The Prime Minister has made feminism an important piece of his political brand since coming to office almost three years ago. He named an equal number of men and women to his first cabinet, and he extols the benefits of female leadership when he speaks at international summits.
He has also taken a hard line when members of the Liberal caucus have been accused of sexual misconduct. In 2014, he removed two members of Parliament, Massimo Pacetti and Scott Andrews, from the Liberal caucus after other MPs alleged the two men had sexually harassed them. Earlier this year, Calgary MP Kent Hehr resigned from cabinet after allegations of sexual harassment were made against him. Mr. Hehr remains a member of the Liberal caucus.
Opposition politicians say Mr. Trudeau has not treated the allegations against himself as seriously as those levelled against other people.
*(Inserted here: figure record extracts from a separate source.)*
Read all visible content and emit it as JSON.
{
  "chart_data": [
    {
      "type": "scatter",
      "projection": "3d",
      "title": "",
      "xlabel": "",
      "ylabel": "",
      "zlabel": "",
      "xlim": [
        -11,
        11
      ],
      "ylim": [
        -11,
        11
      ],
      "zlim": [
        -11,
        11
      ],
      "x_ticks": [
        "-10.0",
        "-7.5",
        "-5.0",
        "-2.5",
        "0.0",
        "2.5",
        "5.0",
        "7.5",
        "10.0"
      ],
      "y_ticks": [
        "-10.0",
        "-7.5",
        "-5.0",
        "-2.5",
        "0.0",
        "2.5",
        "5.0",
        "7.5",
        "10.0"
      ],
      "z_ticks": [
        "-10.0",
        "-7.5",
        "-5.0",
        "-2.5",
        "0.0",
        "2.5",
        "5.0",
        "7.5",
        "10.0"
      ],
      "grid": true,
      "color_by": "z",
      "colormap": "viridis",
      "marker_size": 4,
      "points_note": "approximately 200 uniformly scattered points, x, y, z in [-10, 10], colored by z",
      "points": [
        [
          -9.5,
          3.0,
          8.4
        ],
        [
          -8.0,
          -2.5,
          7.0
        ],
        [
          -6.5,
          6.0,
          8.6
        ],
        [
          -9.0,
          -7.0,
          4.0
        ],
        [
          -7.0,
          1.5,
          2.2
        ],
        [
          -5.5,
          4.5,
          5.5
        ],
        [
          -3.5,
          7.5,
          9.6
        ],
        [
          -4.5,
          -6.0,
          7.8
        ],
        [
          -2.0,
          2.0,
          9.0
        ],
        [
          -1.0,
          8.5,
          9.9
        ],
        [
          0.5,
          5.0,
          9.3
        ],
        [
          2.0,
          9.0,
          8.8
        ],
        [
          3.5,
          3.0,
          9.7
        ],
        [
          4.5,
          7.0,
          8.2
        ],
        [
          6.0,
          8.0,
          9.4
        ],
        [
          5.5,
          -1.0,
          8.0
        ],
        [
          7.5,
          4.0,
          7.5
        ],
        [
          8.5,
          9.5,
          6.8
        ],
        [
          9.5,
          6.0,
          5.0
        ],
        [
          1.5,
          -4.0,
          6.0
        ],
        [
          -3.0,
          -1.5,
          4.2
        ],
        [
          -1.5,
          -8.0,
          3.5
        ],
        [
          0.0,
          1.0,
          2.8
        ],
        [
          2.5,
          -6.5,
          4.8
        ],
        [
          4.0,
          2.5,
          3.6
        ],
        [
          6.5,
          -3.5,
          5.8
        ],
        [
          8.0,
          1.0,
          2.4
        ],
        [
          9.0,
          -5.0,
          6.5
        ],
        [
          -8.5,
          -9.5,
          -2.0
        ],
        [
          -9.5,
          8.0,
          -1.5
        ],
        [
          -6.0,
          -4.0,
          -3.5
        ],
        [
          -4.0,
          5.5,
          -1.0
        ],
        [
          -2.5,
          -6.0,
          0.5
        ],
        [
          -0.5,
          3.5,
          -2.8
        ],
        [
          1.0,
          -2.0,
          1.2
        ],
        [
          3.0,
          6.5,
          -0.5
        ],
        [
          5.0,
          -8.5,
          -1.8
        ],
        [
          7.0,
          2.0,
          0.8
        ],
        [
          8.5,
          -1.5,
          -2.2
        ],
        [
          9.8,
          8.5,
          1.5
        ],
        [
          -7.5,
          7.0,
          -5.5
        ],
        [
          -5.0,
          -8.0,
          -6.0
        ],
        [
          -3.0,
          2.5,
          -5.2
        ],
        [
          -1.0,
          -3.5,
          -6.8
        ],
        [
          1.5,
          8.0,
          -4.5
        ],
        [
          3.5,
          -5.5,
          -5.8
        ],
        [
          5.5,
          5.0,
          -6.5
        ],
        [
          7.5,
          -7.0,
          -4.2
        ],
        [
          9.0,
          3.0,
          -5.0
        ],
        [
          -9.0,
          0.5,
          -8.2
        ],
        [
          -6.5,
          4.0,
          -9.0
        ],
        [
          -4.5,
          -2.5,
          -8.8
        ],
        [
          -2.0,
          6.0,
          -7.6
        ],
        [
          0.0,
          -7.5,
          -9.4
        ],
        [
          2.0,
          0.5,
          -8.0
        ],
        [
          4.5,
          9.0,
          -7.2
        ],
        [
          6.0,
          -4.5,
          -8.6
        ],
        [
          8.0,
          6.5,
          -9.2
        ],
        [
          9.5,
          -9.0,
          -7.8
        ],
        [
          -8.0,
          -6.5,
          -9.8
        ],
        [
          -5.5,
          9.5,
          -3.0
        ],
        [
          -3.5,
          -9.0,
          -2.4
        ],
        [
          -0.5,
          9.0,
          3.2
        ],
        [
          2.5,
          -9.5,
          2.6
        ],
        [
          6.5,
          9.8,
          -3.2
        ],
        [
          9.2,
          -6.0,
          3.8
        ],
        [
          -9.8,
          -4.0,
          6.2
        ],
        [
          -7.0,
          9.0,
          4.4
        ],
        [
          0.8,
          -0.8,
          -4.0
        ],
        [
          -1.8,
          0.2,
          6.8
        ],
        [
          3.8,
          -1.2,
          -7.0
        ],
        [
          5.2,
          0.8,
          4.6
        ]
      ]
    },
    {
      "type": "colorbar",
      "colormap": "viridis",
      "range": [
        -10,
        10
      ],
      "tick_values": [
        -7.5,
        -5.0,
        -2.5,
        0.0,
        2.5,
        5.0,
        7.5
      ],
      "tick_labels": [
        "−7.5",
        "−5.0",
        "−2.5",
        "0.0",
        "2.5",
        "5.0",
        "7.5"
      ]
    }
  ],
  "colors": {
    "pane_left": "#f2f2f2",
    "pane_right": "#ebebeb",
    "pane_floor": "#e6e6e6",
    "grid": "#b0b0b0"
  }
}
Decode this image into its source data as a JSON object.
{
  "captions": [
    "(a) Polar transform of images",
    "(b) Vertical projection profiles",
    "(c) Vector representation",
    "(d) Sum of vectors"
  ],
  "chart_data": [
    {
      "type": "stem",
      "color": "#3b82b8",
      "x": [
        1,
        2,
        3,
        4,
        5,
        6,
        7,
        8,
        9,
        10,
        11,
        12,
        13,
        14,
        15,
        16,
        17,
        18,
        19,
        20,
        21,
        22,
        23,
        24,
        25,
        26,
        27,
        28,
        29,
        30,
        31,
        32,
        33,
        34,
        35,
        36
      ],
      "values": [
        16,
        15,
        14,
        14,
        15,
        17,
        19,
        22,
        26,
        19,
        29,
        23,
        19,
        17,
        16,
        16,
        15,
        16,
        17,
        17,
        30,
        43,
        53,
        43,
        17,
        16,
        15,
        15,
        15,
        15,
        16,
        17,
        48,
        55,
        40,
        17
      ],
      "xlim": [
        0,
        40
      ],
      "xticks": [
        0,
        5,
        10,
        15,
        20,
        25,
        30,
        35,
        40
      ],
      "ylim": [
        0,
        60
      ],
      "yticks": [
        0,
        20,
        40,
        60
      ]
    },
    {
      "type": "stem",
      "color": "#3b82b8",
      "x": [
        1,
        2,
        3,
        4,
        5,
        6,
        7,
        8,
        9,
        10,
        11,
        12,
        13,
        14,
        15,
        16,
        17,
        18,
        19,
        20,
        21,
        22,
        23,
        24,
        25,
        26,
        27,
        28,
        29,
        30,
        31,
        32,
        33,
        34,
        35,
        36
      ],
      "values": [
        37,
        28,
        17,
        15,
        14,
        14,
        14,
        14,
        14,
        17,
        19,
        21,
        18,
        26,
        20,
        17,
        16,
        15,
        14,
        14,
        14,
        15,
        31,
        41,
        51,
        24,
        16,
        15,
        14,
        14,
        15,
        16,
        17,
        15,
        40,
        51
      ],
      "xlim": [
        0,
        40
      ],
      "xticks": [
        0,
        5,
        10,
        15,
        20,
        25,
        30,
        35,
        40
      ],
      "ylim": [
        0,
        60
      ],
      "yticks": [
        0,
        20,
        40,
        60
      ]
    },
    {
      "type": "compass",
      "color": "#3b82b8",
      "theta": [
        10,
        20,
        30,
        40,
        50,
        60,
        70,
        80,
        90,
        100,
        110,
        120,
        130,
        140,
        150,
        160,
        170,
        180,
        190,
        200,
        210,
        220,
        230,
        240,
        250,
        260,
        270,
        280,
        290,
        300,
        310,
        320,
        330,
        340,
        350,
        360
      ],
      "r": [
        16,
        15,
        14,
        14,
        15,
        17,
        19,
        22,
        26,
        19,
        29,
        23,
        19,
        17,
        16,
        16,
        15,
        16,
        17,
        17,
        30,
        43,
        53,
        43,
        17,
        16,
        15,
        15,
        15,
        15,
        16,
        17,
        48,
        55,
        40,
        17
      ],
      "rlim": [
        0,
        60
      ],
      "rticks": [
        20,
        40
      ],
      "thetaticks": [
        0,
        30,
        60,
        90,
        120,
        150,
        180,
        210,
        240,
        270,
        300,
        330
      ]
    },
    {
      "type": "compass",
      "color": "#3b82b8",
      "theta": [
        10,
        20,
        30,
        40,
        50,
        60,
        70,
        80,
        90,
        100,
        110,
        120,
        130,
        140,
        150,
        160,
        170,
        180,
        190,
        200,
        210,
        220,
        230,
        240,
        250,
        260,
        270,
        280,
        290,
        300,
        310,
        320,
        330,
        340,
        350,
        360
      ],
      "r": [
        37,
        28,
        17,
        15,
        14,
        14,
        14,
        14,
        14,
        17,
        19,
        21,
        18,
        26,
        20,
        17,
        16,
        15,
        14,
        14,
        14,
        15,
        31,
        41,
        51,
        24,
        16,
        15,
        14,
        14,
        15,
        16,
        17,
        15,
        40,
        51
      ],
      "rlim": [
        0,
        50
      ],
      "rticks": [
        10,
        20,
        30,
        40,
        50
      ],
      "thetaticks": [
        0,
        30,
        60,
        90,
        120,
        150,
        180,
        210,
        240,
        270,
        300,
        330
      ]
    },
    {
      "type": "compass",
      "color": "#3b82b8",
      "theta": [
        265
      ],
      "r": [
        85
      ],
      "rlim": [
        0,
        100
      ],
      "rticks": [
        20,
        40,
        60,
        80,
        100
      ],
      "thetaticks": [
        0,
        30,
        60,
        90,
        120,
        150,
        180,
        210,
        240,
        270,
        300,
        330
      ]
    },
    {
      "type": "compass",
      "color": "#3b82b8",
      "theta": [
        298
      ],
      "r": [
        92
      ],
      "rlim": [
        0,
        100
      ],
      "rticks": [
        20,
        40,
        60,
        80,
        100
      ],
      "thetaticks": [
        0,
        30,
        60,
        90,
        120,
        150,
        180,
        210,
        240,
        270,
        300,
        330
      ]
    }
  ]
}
“[The reporter] doesn’t have to come forward if she doesn’t want to. The account however, is in the public record, and the Prime Minister isn’t abiding by his own framework set for these situations,” Conservative MP Michelle Rempel said in a Twitter post.
The Prime Minister said Thursday the discussion around this incident was part of the broader lessons that can be learned from the #MeToo movement, which has sought to bring to light incidents of sexual harassment that have been hidden for years.
“But part of this awakening that we are having as a society – a long-awaited realization – is that it’s not just one side of the story that matters,” Mr. Trudeau said.
Mr. Trudeau did not elaborate on what happened. He dismissed a call for an independent investigation into the incident.
Mr. Trudeau said neither he nor his staff have reached out to the woman, and he did not think it would be appropriate to do so.
The Globe and Mail has corresponded with the woman, who said she does not want to be identified, does not want to be contacted by media and does not want to comment on the allegations made 18 years ago.